李天麟含笑看着我们,没有将那吊足我们胃口的答案揭晓,而是就此揭过:“也许你们已想清楚了。也许你们还未想明白。但这不重要,重要的是,凌秋函必定会明白,而她也必定会明白,我所开出的条件份量究竟有多么重。”
他从怀里掏出一根银色的饰物,轻轻一弹,那饰物便稳稳地落入了薛槿乔手中。
我们均是将视线投向她掌心。
那是根发簪,造型朴素,似乎以纯银打造,没有什么尤其值得注意的地方。
“梁姑娘,能否请你带着此物去拜访你师父,让她带你们到凌秋函面前开出我的条件?除此之外,告诉她,只要她愿意配合我们刺杀姜飞熊,十年前她问我的那件事我便答应她了。”
我不知是不是错觉,但说出最后这句话时,李天麟风轻云淡的神色变了,露出了几分缅怀与难以言喻的……无奈。
是什么能让这个几乎举世无敌的大高手也露出这样的表情呢?
我几乎无法遏制自己的好奇心开始胡思乱想。
梁清漓郑重地答道:“师父若是知道能有这么一条路可走,一定会认真考虑的。奴家答应了。”

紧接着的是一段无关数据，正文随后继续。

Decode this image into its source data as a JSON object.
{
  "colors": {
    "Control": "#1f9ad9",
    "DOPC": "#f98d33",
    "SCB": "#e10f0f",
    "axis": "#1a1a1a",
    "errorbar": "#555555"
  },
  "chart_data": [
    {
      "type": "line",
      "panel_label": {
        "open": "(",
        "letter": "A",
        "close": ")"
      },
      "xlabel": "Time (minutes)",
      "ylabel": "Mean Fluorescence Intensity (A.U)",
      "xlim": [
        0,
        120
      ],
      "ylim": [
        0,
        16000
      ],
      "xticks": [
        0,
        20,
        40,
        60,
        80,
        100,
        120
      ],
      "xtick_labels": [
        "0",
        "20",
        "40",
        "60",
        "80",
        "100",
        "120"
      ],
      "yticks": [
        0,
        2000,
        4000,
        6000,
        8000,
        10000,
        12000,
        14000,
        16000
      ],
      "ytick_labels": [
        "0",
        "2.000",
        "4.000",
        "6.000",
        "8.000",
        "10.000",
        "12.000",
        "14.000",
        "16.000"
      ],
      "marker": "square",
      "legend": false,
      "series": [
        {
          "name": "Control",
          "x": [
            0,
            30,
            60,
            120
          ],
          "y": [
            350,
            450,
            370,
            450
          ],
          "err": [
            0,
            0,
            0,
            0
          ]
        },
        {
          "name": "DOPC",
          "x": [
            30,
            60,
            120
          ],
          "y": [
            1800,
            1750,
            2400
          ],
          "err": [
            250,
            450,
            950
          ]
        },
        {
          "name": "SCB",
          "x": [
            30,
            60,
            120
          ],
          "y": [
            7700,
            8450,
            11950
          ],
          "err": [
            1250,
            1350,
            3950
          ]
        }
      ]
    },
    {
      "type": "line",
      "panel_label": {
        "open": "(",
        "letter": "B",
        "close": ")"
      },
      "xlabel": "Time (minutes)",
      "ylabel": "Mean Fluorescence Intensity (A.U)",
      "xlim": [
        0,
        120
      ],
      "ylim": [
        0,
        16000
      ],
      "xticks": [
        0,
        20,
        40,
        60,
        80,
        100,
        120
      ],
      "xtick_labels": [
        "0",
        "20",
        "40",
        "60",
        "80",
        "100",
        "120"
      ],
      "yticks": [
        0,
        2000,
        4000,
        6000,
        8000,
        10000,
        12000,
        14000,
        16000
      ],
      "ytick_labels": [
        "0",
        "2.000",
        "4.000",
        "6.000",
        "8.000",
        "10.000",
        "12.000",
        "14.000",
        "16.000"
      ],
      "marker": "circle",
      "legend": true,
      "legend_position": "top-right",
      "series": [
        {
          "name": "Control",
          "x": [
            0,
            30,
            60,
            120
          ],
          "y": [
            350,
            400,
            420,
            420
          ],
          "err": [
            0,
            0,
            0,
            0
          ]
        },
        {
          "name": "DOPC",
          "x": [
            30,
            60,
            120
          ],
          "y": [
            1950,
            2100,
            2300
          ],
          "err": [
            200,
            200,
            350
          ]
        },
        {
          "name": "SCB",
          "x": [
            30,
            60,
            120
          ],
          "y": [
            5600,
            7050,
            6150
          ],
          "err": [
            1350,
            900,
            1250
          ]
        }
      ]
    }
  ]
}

“好极了,你也不必从她那儿取得什么信物,允诺之类的玩意。她知道我的性子,不会试图耍什么花样的。那样做的代价,她承担不起。”李天麟笑着说出了一句意味有些可怕的话后,继续道,“当然,我也不会让你们白白涉险的。有什么想要的,尽管说出来听听。”
“奴家……”梁清漓正欲客气几句,却硬生生地止住了,犹豫了几秒后继续道,“奴家其实正在与夫君为了当年的越城赈灾案奔走,不知李前辈是否了解此案?”
李天麟爽朗地大笑道:“原来是此事么?也是,你是当年的受害者之一,想要翻案是天经地义之事。好,你不必多说了,我明白了。此事当年本就处理得不妥,这次你们既然乘着青州大胜之威准备将它翻一翻,那我也得为你们助上一臂之力。”
“多谢李前辈!”梁清漓与我均是惊喜地行了一礼。
唐禹仁却是没有问够,继续将一个刁钻的问题抛了出来:“前辈,在下还有最后一个问题。杀死了宁王之后,又该如何?这真的足以逆转战局吗?”

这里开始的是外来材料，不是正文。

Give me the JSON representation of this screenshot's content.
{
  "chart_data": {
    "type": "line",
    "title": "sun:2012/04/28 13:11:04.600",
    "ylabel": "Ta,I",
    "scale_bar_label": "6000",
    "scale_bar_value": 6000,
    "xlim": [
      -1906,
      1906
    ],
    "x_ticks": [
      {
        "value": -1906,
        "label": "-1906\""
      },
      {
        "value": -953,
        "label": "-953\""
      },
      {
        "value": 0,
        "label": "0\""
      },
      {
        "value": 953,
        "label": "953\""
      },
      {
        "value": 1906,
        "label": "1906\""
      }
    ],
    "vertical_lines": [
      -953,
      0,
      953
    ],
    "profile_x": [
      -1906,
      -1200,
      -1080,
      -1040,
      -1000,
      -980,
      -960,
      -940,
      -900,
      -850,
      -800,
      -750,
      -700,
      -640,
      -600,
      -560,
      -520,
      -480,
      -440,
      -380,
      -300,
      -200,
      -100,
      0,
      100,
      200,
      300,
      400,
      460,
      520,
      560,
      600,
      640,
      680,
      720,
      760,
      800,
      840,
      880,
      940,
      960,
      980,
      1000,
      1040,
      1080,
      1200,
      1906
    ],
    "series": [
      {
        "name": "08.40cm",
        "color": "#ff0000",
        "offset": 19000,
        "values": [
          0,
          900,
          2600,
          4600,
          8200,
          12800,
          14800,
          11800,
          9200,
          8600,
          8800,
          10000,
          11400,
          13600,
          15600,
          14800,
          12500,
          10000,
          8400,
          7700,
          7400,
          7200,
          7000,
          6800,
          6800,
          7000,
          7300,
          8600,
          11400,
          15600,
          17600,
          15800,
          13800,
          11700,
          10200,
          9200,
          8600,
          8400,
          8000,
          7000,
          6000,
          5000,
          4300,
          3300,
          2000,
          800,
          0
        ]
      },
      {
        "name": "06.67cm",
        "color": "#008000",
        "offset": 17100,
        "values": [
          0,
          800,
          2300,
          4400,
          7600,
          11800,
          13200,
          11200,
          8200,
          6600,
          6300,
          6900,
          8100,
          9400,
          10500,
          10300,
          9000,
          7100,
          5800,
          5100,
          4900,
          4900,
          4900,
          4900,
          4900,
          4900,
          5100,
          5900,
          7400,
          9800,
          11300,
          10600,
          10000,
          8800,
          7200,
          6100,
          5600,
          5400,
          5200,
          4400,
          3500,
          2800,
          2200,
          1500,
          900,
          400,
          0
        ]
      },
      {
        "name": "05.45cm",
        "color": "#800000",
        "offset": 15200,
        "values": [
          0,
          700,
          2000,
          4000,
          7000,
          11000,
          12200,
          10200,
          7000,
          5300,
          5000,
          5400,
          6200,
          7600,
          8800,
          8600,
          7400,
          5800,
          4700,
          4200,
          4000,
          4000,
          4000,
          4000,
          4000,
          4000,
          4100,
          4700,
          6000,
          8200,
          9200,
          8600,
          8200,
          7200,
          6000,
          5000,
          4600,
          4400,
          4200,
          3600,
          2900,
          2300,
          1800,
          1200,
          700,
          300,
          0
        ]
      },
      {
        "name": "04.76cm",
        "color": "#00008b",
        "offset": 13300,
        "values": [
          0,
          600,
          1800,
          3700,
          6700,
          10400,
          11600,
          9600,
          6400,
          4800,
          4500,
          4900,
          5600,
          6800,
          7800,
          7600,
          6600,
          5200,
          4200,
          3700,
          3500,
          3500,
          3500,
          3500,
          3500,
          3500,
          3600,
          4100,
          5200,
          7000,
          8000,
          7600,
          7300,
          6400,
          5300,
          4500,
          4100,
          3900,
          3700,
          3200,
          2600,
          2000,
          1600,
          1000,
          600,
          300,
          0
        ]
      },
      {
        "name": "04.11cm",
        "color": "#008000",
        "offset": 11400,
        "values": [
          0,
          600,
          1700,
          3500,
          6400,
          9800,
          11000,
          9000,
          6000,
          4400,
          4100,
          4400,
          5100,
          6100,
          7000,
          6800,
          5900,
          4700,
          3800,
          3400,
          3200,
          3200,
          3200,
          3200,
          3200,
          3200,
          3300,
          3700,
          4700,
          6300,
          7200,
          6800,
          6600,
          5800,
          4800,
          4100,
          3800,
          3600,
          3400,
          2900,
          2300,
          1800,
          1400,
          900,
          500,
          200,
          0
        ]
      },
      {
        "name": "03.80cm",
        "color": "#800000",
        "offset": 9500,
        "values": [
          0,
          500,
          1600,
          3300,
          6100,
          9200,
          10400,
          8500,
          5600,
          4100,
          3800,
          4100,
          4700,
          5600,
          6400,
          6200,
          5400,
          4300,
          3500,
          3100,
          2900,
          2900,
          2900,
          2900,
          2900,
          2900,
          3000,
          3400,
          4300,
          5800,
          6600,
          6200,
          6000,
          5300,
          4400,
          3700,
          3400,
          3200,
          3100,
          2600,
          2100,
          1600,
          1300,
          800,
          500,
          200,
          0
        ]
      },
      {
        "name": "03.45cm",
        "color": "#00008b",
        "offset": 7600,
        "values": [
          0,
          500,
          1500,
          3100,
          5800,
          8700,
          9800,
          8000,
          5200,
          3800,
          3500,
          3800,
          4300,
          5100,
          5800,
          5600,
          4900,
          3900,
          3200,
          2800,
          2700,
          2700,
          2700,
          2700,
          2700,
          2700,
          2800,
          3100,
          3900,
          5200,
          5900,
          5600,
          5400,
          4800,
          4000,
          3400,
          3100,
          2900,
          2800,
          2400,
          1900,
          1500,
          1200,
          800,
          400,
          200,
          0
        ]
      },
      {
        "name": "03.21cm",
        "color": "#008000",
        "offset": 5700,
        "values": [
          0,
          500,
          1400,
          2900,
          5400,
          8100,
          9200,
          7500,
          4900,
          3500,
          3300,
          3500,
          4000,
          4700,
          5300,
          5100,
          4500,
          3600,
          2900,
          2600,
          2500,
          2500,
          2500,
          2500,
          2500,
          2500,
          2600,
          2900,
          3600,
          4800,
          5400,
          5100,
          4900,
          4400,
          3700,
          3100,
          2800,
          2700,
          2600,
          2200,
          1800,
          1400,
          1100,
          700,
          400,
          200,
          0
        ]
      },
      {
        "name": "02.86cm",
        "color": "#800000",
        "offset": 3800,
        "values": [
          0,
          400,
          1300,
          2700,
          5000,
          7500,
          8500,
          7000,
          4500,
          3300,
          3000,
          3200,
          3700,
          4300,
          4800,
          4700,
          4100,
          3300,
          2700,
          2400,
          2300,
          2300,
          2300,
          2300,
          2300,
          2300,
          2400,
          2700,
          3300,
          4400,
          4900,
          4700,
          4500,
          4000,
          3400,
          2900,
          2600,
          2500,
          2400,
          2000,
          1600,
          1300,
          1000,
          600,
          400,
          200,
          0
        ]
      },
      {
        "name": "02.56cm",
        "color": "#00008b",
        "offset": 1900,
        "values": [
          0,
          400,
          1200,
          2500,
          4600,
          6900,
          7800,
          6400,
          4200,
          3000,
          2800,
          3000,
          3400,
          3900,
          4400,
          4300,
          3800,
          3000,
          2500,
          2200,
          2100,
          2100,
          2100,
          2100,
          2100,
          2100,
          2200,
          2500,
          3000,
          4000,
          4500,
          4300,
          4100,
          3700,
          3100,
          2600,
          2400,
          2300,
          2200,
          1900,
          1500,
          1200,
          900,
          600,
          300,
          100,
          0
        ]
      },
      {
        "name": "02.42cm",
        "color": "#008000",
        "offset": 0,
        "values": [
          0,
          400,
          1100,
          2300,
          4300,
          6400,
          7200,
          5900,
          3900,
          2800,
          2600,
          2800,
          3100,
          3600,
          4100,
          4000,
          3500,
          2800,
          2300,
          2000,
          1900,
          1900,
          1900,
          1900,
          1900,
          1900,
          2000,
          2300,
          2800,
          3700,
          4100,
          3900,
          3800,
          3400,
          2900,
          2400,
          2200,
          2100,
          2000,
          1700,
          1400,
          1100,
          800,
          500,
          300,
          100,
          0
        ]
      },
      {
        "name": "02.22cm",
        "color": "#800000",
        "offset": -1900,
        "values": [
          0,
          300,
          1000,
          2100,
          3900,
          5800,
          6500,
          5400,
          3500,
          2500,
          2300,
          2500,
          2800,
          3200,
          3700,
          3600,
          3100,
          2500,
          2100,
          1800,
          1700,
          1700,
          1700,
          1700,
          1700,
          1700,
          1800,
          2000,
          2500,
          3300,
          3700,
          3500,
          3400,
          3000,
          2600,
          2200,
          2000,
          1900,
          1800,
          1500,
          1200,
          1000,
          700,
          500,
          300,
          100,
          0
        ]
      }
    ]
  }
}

李天麟沉吟了数秒后答道:“宁王军的成分十分复杂,但却出奇地不缺凝聚力,直到最近与花间派闹矛盾的消息传出来,才似乎有机可趁。据我所知,这是因为宁王本人的魅力与气魄足以镇压全军,哪怕以凌秋函的手腕和力量,都无法违逆,只能退避。能除掉他,再争取了花间派的支持或者分裂,便足以将宁王军的力量削弱三成。再加上你们已经斩了的右护法,朝廷若连这样的叛军也收拾不了,那就别干了。”

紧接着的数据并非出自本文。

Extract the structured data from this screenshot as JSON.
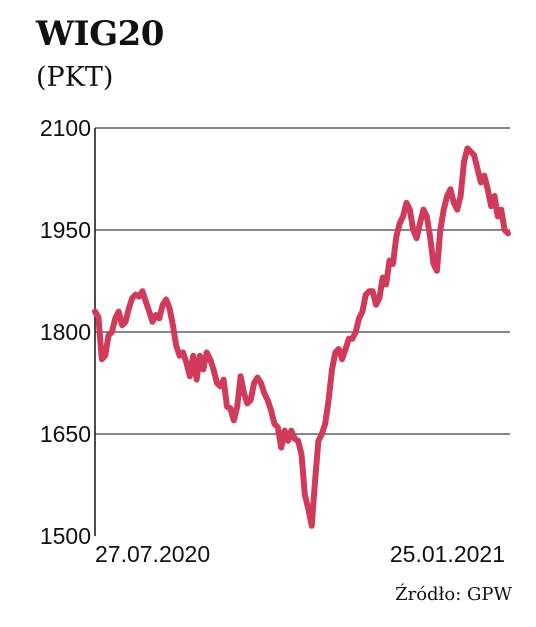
{
  "header": {
    "title": "WIG20",
    "unit": "(PKT)"
  },
  "footer": {
    "source": "Źródło: GPW"
  },
  "chart_data": {
    "type": "line",
    "title": "WIG20",
    "ylabel": "(PKT)",
    "xlabel": "",
    "ylim": [
      1500,
      2100
    ],
    "yticks": [
      "1500",
      "1650",
      "1800",
      "1950",
      "2100"
    ],
    "xticks": [
      "27.07.2020",
      "25.01.2021"
    ],
    "grid": true,
    "colors": {
      "line": "#d13b5b",
      "grid": "#111111"
    },
    "series": [
      {
        "values": [
          1830,
          1822,
          1760,
          1765,
          1795,
          1800,
          1820,
          1830,
          1810,
          1815,
          1835,
          1850,
          1855,
          1852,
          1860,
          1845,
          1830,
          1815,
          1825,
          1820,
          1840,
          1848,
          1835,
          1810,
          1780,
          1765,
          1770,
          1755,
          1735,
          1765,
          1730,
          1765,
          1745,
          1770,
          1760,
          1745,
          1725,
          1720,
          1730,
          1690,
          1688,
          1670,
          1690,
          1735,
          1710,
          1695,
          1700,
          1725,
          1733,
          1725,
          1710,
          1700,
          1685,
          1665,
          1660,
          1630,
          1655,
          1640,
          1655,
          1643,
          1640,
          1620,
          1560,
          1540,
          1515,
          1580,
          1640,
          1650,
          1665,
          1700,
          1745,
          1770,
          1775,
          1760,
          1775,
          1790,
          1790,
          1800,
          1820,
          1830,
          1855,
          1860,
          1860,
          1840,
          1850,
          1880,
          1870,
          1905,
          1900,
          1940,
          1960,
          1970,
          1990,
          1980,
          1950,
          1938,
          1960,
          1980,
          1970,
          1940,
          1900,
          1890,
          1950,
          1980,
          2000,
          2010,
          1990,
          1980,
          2000,
          2050,
          2070,
          2065,
          2060,
          2040,
          2020,
          2030,
          2010,
          1985,
          2000,
          1970,
          1980,
          1950,
          1945
        ]
      }
    ]
  }
}
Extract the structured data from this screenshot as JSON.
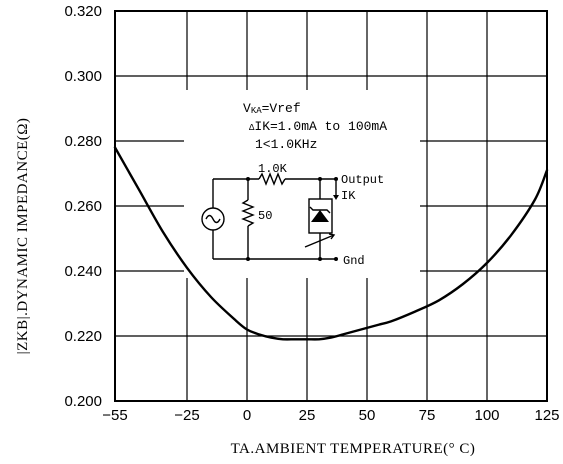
{
  "chart_data": {
    "type": "line",
    "xlabel": "TA.AMBIENT TEMPERATURE(° C)",
    "ylabel": "|ZKB|.DYNAMIC IMPEDANCE(Ω)",
    "xlim": [
      -55,
      125
    ],
    "ylim": [
      0.2,
      0.32
    ],
    "x_ticks": [
      "−55",
      "−25",
      "0",
      "25",
      "50",
      "75",
      "100",
      "125"
    ],
    "x_tick_values": [
      -55,
      -25,
      0,
      25,
      50,
      75,
      100,
      125
    ],
    "y_ticks": [
      "0.200",
      "0.220",
      "0.240",
      "0.260",
      "0.280",
      "0.300",
      "0.320"
    ],
    "y_tick_values": [
      0.2,
      0.22,
      0.24,
      0.26,
      0.28,
      0.3,
      0.32
    ],
    "grid": true,
    "series": [
      {
        "x": [
          -55,
          -45,
          -35,
          -25,
          -15,
          -5,
          0,
          5,
          10,
          15,
          20,
          25,
          30,
          35,
          40,
          45,
          50,
          55,
          60,
          70,
          80,
          90,
          100,
          110,
          120,
          125
        ],
        "y": [
          0.278,
          0.265,
          0.252,
          0.241,
          0.232,
          0.225,
          0.222,
          0.2205,
          0.2195,
          0.219,
          0.219,
          0.219,
          0.219,
          0.2195,
          0.2205,
          0.2215,
          0.2225,
          0.2235,
          0.2245,
          0.2275,
          0.231,
          0.236,
          0.2425,
          0.251,
          0.262,
          0.271
        ]
      }
    ],
    "conditions": {
      "line1_main": "V",
      "line1_sub": "KA",
      "line1_rest": "=Vref",
      "line2_sym": "Δ",
      "line2_text": "IK=1.0mA to 100mA",
      "line3": "1<1.0KHz"
    },
    "circuit": {
      "resistor_top": "1.0K",
      "resistor_left": "50",
      "output": "Output",
      "current": "IK",
      "ground": "Gnd"
    }
  }
}
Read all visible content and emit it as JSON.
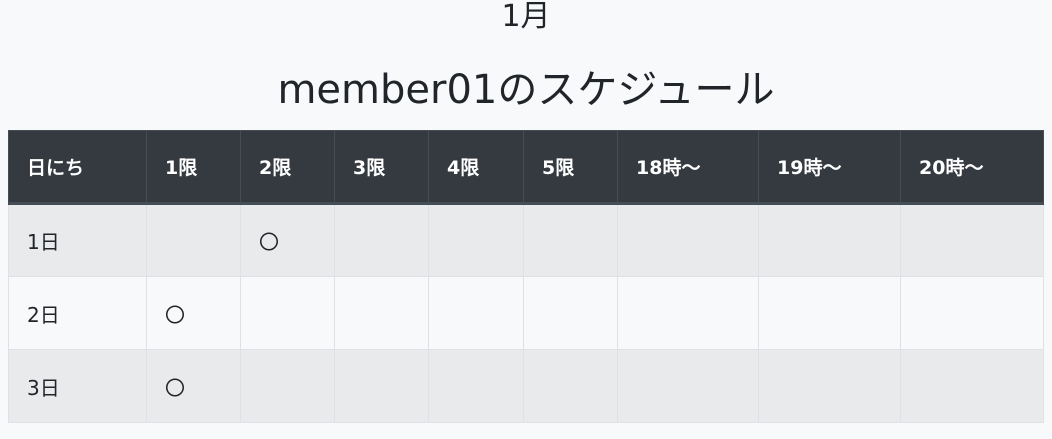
{
  "month_title": "1月",
  "schedule_title": "member01のスケジュール",
  "table": {
    "headers": [
      "日にち",
      "1限",
      "2限",
      "3限",
      "4限",
      "5限",
      "18時〜",
      "19時〜",
      "20時〜"
    ],
    "rows": [
      [
        "1日",
        "",
        "〇",
        "",
        "",
        "",
        "",
        "",
        ""
      ],
      [
        "2日",
        "〇",
        "",
        "",
        "",
        "",
        "",
        "",
        ""
      ],
      [
        "3日",
        "〇",
        "",
        "",
        "",
        "",
        "",
        "",
        ""
      ]
    ]
  },
  "colors": {
    "header_bg": "#343a40",
    "header_text": "#ffffff",
    "striped_row_bg": "#e9eaec",
    "page_bg": "#f8f9fa"
  }
}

唐禹仁甚是认同地点了点头,就是不知道他是对李天麟的分析赞同,还是觉得他对朝廷开喷的态度十分合意。
眼看这次任务讲解快要结束了,最核心的那一块李天麟却始终没有明说,薛槿乔忍不住开口问道:“师叔,您就别逗弄我们了。到底是什么东西能让花间派背叛宁王,彻底投诚?您看起来对于这个筹码一点怀疑都没有,真有这么厉害的东西吗?”
李天麟看了看她,又看了看同样好奇心洋溢的卓文雁,剑眉挑起道:“我并不是故意要吊着你们,只不过这个答案对你们俩人来说,由自己想出来,比从我口中听到,对你们更有益。因为我从刚才的试探里,发现问题了。”
卓文雁听到这话也插口道:“师叔,你是指什么?我与师妹怎么了?”
李天麟来回走了几步,似乎在斟酌字句,然后解释道:“武功练到上乘境界,便要开始结合玄而又玄的精神修行。事实上,哪怕是乔姑娘这等初学乍练的门外汉,只要精神与意志足够纯粹,足够强大,便会自然而然地融入一举一动之中。当我以自身的拳意激起你们的反击时,足以从那拔高的气势与精神中了解许多关于你们内心的细节。拳如其人,不外如是。”
李天麟直视薛槿乔与卓文雁道:“当然,你们两个有什么心事和烦恼,我这个做师叔的本就有几分了解。但是我却从你们的招式中读到了不该有的内容,这就奇怪了。你们俩个是本派资质最强的两个五代弟子,却同时出现了同样的问题。趁你们现在在此,咱们将这招式拳意里出现的问题给改正了,否则的话你们还会继续走弯路。”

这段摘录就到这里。